Lucien s’était assis à la table, mais, aux premiers mots dictés par l’Empereur, il écrasa sa plume sur le papier, se leva d’un soubresaut on repoussant sa chaise avec bruit et marcha vers la porte. « Restez ! » commanda l’Empereur. Subjugué, Lucien se rassit, et devant ses ministres profondément émus, au milieu d’un silence solennel qui permettait d’entendre, par delà le grand jardin, les : Vive l’Empereur ! criés par la foule, Napoléon dicta l’acte d’abdication : « En commençant la guerre pour soutenir l’indépendance nationale, je comptais sur la réunion de tous les efforts, de toutes les volontés, et le concours de toutes les autorités nationales. J’étais fondé à en espérer le succès. Les circonstances me paraissent changées. Je m’offre en sacrifice à la haine des ennemis de la France. Puissent-ils être sincères dans leurs déclarations, et n’en avoir voulu réellement qu’à ma personne. Unissez-vous tous pour le salut public et pour rester une nation indépendante. »

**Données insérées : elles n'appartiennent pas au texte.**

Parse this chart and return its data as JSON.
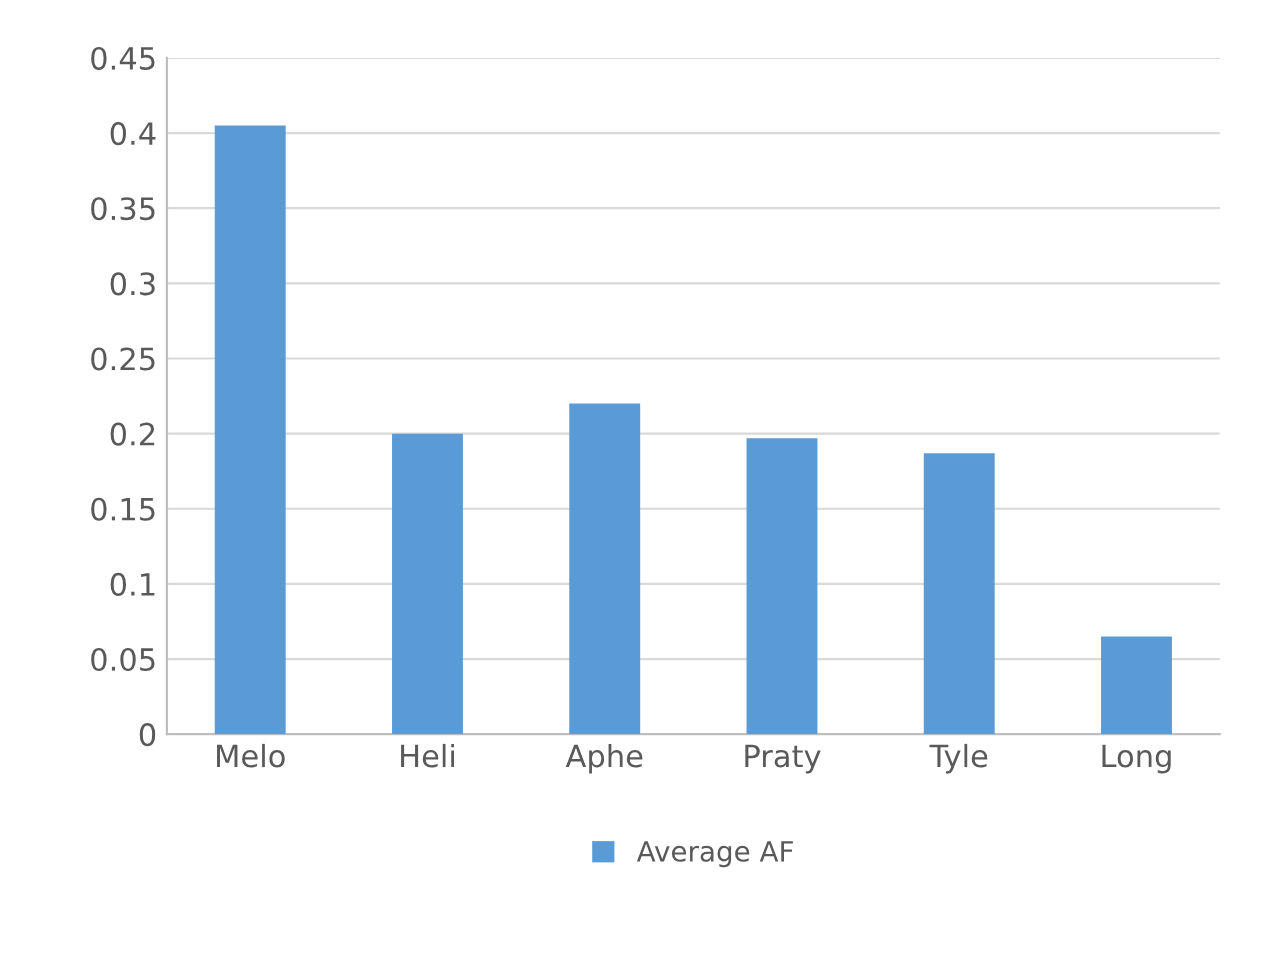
{
  "chart_data": {
    "type": "bar",
    "categories": [
      "Melo",
      "Heli",
      "Aphe",
      "Praty",
      "Tyle",
      "Long"
    ],
    "series": [
      {
        "name": "Average AF",
        "color": "#5b9bd5",
        "values": [
          0.405,
          0.2,
          0.22,
          0.197,
          0.187,
          0.065
        ]
      }
    ],
    "ylim": [
      0,
      0.45
    ],
    "yticks": [
      0,
      0.05,
      0.1,
      0.15,
      0.2,
      0.25,
      0.3,
      0.35,
      0.4,
      0.45
    ],
    "grid": "y",
    "legend": "bottom"
  }
}
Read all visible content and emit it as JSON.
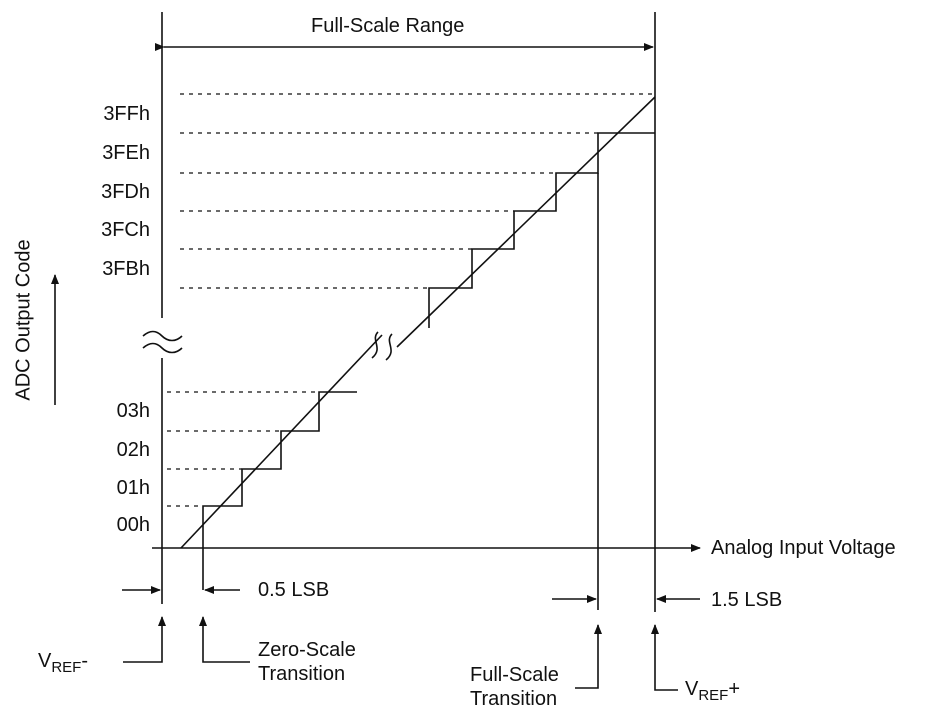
{
  "header": {
    "range_label": "Full-Scale Range"
  },
  "axes": {
    "y_label": "ADC Output Code",
    "x_label": "Analog Input Voltage"
  },
  "codes_high": [
    "3FFh",
    "3FEh",
    "3FDh",
    "3FCh",
    "3FBh"
  ],
  "codes_low": [
    "03h",
    "02h",
    "01h",
    "00h"
  ],
  "annotations": {
    "half_lsb": "0.5 LSB",
    "one_half_lsb": "1.5 LSB",
    "vref_minus_main": "V",
    "vref_minus_sub": "REF",
    "vref_minus_sign": "-",
    "vref_plus_main": "V",
    "vref_plus_sub": "REF",
    "vref_plus_sign": "+",
    "zero_scale_line1": "Zero-Scale",
    "zero_scale_line2": "Transition",
    "full_scale_line1": "Full-Scale",
    "full_scale_line2": "Transition"
  }
}
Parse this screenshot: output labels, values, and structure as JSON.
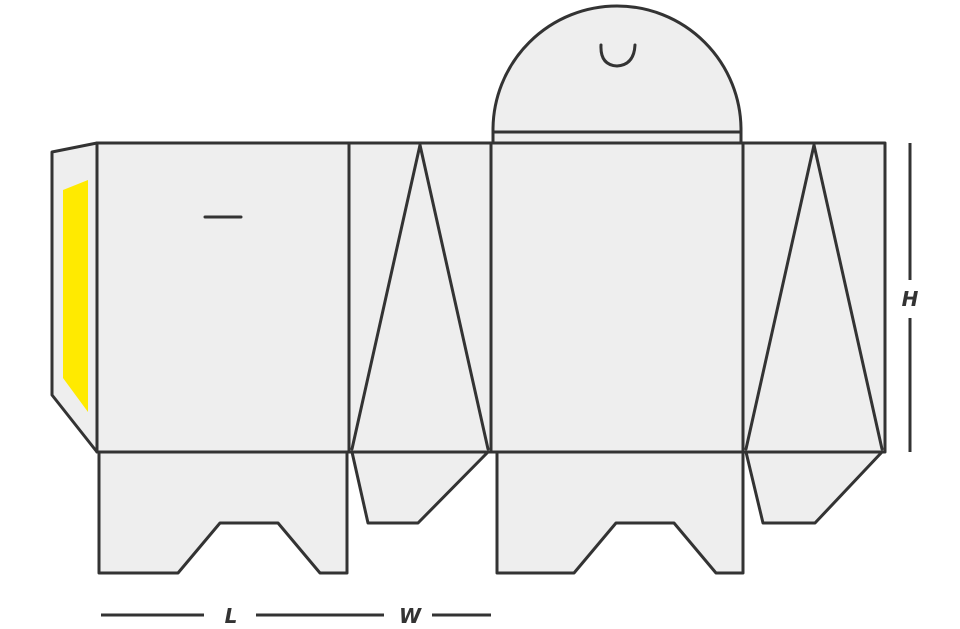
{
  "diagram": {
    "type": "packaging-dieline",
    "colors": {
      "panel_fill": "#eeeeee",
      "outline": "#333333",
      "glue_flap": "#ffea00",
      "background": "#ffffff"
    },
    "dimensions": {
      "length_label": "L",
      "width_label": "W",
      "height_label": "H"
    }
  }
}
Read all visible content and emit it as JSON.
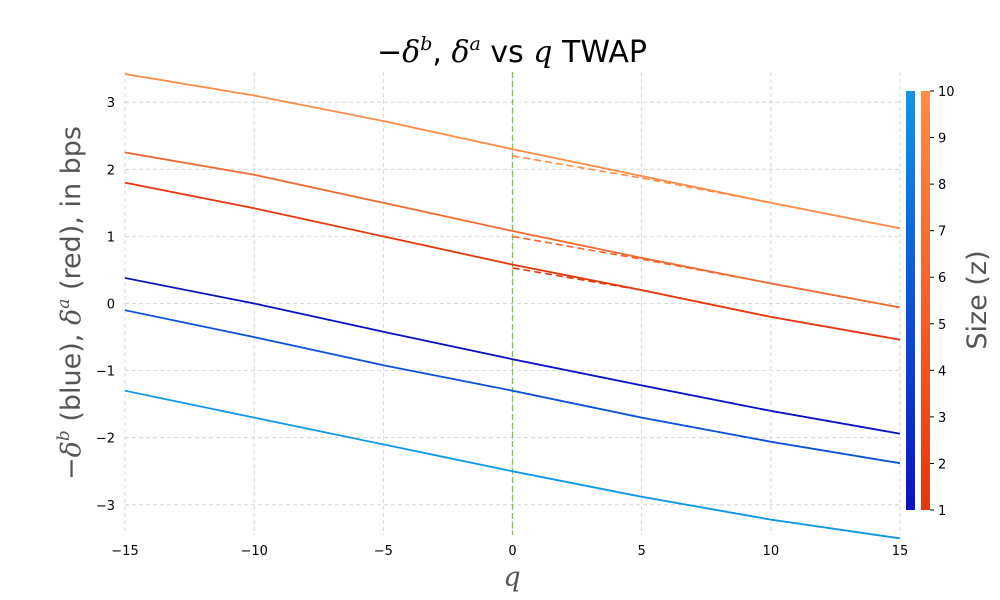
{
  "chart_data": {
    "type": "line",
    "title": "−δ^b, δ^a vs q TWAP",
    "title_parts": {
      "minus": "−",
      "delta1": "δ",
      "sup1": "b",
      "comma": ", ",
      "delta2": "δ",
      "sup2": "a",
      "vs": " vs ",
      "q": "q",
      "rest": " TWAP"
    },
    "xlabel": "q",
    "ylabel": "−δ^b (blue), δ^a (red), in bps",
    "ylabel_parts": {
      "minus": "−",
      "delta1": "δ",
      "sup1": "b",
      "mid": " (blue), ",
      "delta2": "δ",
      "sup2": "a",
      "end": " (red), in bps"
    },
    "xlim": [
      -15,
      15
    ],
    "ylim": [
      -3.45,
      3.45
    ],
    "xticks": [
      -15,
      -10,
      -5,
      0,
      5,
      10,
      15
    ],
    "xtick_labels": [
      "−15",
      "−10",
      "−5",
      "0",
      "5",
      "10",
      "15"
    ],
    "yticks": [
      -3,
      -2,
      -1,
      0,
      1,
      2,
      3
    ],
    "ytick_labels": [
      "−3",
      "−2",
      "−1",
      "0",
      "1",
      "2",
      "3"
    ],
    "grid": true,
    "vline_x": 0,
    "vline_color": "#7cc444",
    "series": [
      {
        "name": "ask z=10",
        "side": "ask",
        "style": "solid",
        "color": "#fe8c47",
        "x": [
          -15,
          -10,
          -5,
          0,
          5,
          10,
          15
        ],
        "y": [
          3.42,
          3.1,
          2.72,
          2.3,
          1.9,
          1.5,
          1.12
        ]
      },
      {
        "name": "ask z=10 dashed",
        "side": "ask",
        "style": "dashed",
        "color": "#fe8c47",
        "x": [
          0,
          5,
          10,
          15
        ],
        "y": [
          2.2,
          1.87,
          1.5,
          1.12
        ]
      },
      {
        "name": "ask z=5",
        "side": "ask",
        "style": "solid",
        "color": "#f06a30",
        "x": [
          -15,
          -10,
          -5,
          0,
          5,
          10,
          15
        ],
        "y": [
          2.25,
          1.92,
          1.5,
          1.08,
          0.68,
          0.3,
          -0.06
        ]
      },
      {
        "name": "ask z=5 dashed",
        "side": "ask",
        "style": "dashed",
        "color": "#f06a30",
        "x": [
          0,
          5,
          10,
          15
        ],
        "y": [
          1.0,
          0.66,
          0.3,
          -0.06
        ]
      },
      {
        "name": "ask z=1",
        "side": "ask",
        "style": "solid",
        "color": "#e2380e",
        "x": [
          -15,
          -10,
          -5,
          0,
          5,
          10,
          15
        ],
        "y": [
          1.8,
          1.42,
          1.0,
          0.58,
          0.2,
          -0.2,
          -0.54
        ]
      },
      {
        "name": "ask z=1 dashed",
        "side": "ask",
        "style": "dashed",
        "color": "#e2380e",
        "x": [
          0,
          5,
          10,
          15
        ],
        "y": [
          0.53,
          0.2,
          -0.2,
          -0.54
        ]
      },
      {
        "name": "bid z=1",
        "side": "bid",
        "style": "solid",
        "color": "#0a14c0",
        "x": [
          -15,
          -10,
          -5,
          0,
          5,
          10,
          15
        ],
        "y": [
          0.38,
          0.0,
          -0.42,
          -0.83,
          -1.22,
          -1.6,
          -1.94
        ]
      },
      {
        "name": "bid z=1 dashed",
        "side": "bid",
        "style": "dashed",
        "color": "#0a14c0",
        "x": [
          0,
          5,
          10,
          15
        ],
        "y": [
          -0.83,
          -1.22,
          -1.6,
          -1.94
        ]
      },
      {
        "name": "bid z=5",
        "side": "bid",
        "style": "solid",
        "color": "#0c52d6",
        "x": [
          -15,
          -10,
          -5,
          0,
          5,
          10,
          15
        ],
        "y": [
          -0.1,
          -0.5,
          -0.92,
          -1.3,
          -1.7,
          -2.06,
          -2.38
        ]
      },
      {
        "name": "bid z=5 dashed",
        "side": "bid",
        "style": "dashed",
        "color": "#0c52d6",
        "x": [
          0,
          5,
          10,
          15
        ],
        "y": [
          -1.3,
          -1.7,
          -2.06,
          -2.38
        ]
      },
      {
        "name": "bid z=10",
        "side": "bid",
        "style": "solid",
        "color": "#0f96e6",
        "x": [
          -15,
          -10,
          -5,
          0,
          5,
          10,
          15
        ],
        "y": [
          -1.3,
          -1.7,
          -2.1,
          -2.5,
          -2.88,
          -3.22,
          -3.5
        ]
      },
      {
        "name": "bid z=10 dashed",
        "side": "bid",
        "style": "dashed",
        "color": "#0f96e6",
        "x": [
          0,
          5,
          10,
          15
        ],
        "y": [
          -2.5,
          -2.88,
          -3.22,
          -3.5
        ]
      }
    ],
    "colorbar": {
      "label": "Size (z)",
      "range": [
        1,
        10
      ],
      "ticks": [
        1,
        2,
        3,
        4,
        5,
        6,
        7,
        8,
        9,
        10
      ],
      "tick_labels": [
        "1",
        "2",
        "3",
        "4",
        "5",
        "6",
        "7",
        "8",
        "9",
        "10"
      ],
      "bid_colors": [
        "#0a14c0",
        "#0f96e6"
      ],
      "ask_colors": [
        "#e2380e",
        "#fe8c47"
      ]
    }
  }
}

Pas un mot sur les Chambres, sinon l’allusion que leur concours lui avait manqué pour défendre la France. Sa déclaration était adressée non aux mandataires du peuple, qu’il affectait de ne plus connaître, mais au peuple français tout entier. C’était un sacrifice complet, absolu, une renonciation sans conditions à tout droit, à toute garantie, à toute sauvegarde.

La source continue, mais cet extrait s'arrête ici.